Christian Lønborg Thomsen, eFX trading and liquidity manager at Saxo Bank, says he has seen LPs consistently take the maximum allowable response time when consuming liquidity.
“We have our own environment of market-maker feeds that we use for our [liquidity taking] purposes. If we provide a [maximum response time] figure, then the LPs will take that time. So, we lowered the allowed response times on our side, and you see some of the bigger market-makers still take that entire time to use as a max to respond,” says Thomsen.
The head of FX at a second non-bank LP, which runs sub-10ms last look windows, says this behaviour disadvantages the firm and has caused it to lose volumes on anonymous venues.
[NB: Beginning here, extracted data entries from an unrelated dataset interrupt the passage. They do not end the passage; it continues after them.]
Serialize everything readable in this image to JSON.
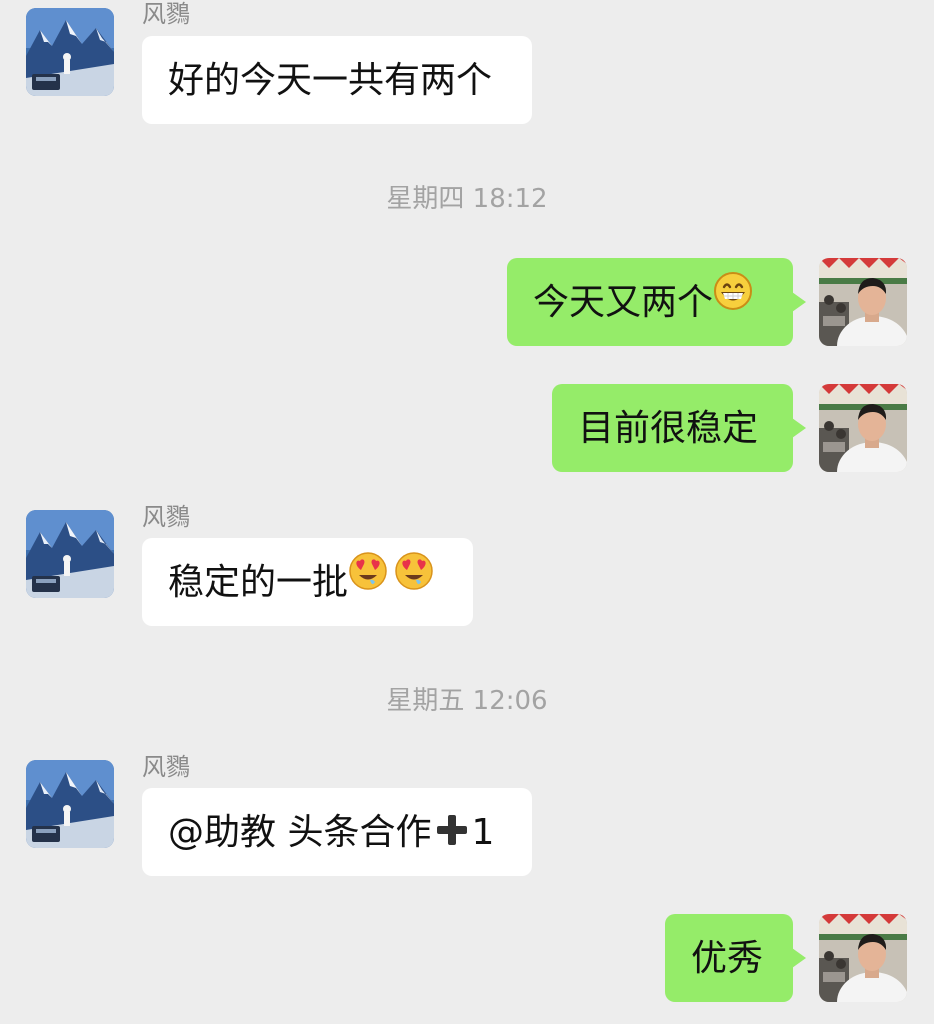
{
  "contact": {
    "name": "风鷚"
  },
  "messages": {
    "m1": {
      "sender": "风鷚",
      "text": "好的今天一共有两个"
    },
    "ts1": "星期四 18:12",
    "m2": {
      "text": "今天又两个",
      "emoji": "grinning-face-emoji"
    },
    "m3": {
      "text": "目前很稳定"
    },
    "m4": {
      "sender": "风鷚",
      "text": "稳定的一批",
      "emoji": "drooling-heart-eyes-emoji"
    },
    "ts2": "星期五 12:06",
    "m5": {
      "sender": "风鷚",
      "text_a": "@助教 头条合作",
      "emoji": "heavy-plus-icon",
      "text_b": "1"
    },
    "m6": {
      "text": "优秀"
    }
  },
  "colors": {
    "background": "#ededed",
    "incoming_bubble": "#ffffff",
    "outgoing_bubble": "#95ec69",
    "sender_name": "#8a8a8a",
    "timestamp": "#a3a3a3"
  }
}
He says LPs taking the maximum time allowed by a venue secure a longer period in which to observe market movements and potentially reject loss-making trades, meaning they can price tighter spreads and win more business.
However, he believes the kudos that comes from being regarded as a good FX market citizen could make up for the decline in volumes.
Saxo Bank’s Thomsen agrees that the situation can be uneven for LPs that run zero hold times and short last look windows but says trading venues have helped to improve matters.
“For some bank and non-bank LPs with declared zero hold times, they stick to those. So that does create a partly unfair environment, where the aim is for everyone to compete on equal grounds. I would say, though, that the response times have just come down to a level where this super unfair competition has sort of gone away, and that’s been driven by the venues,” he says. “What we hear from some of the zero-hold-time LPs is they don’t really struggle as much as they did in the past, when we had 100ms or even 300ms back in the day.”
Update, May 30, 2023: The original version of this story stated incorrectly that 360TGTX’s maximum response time was 250ms. The article has been amended.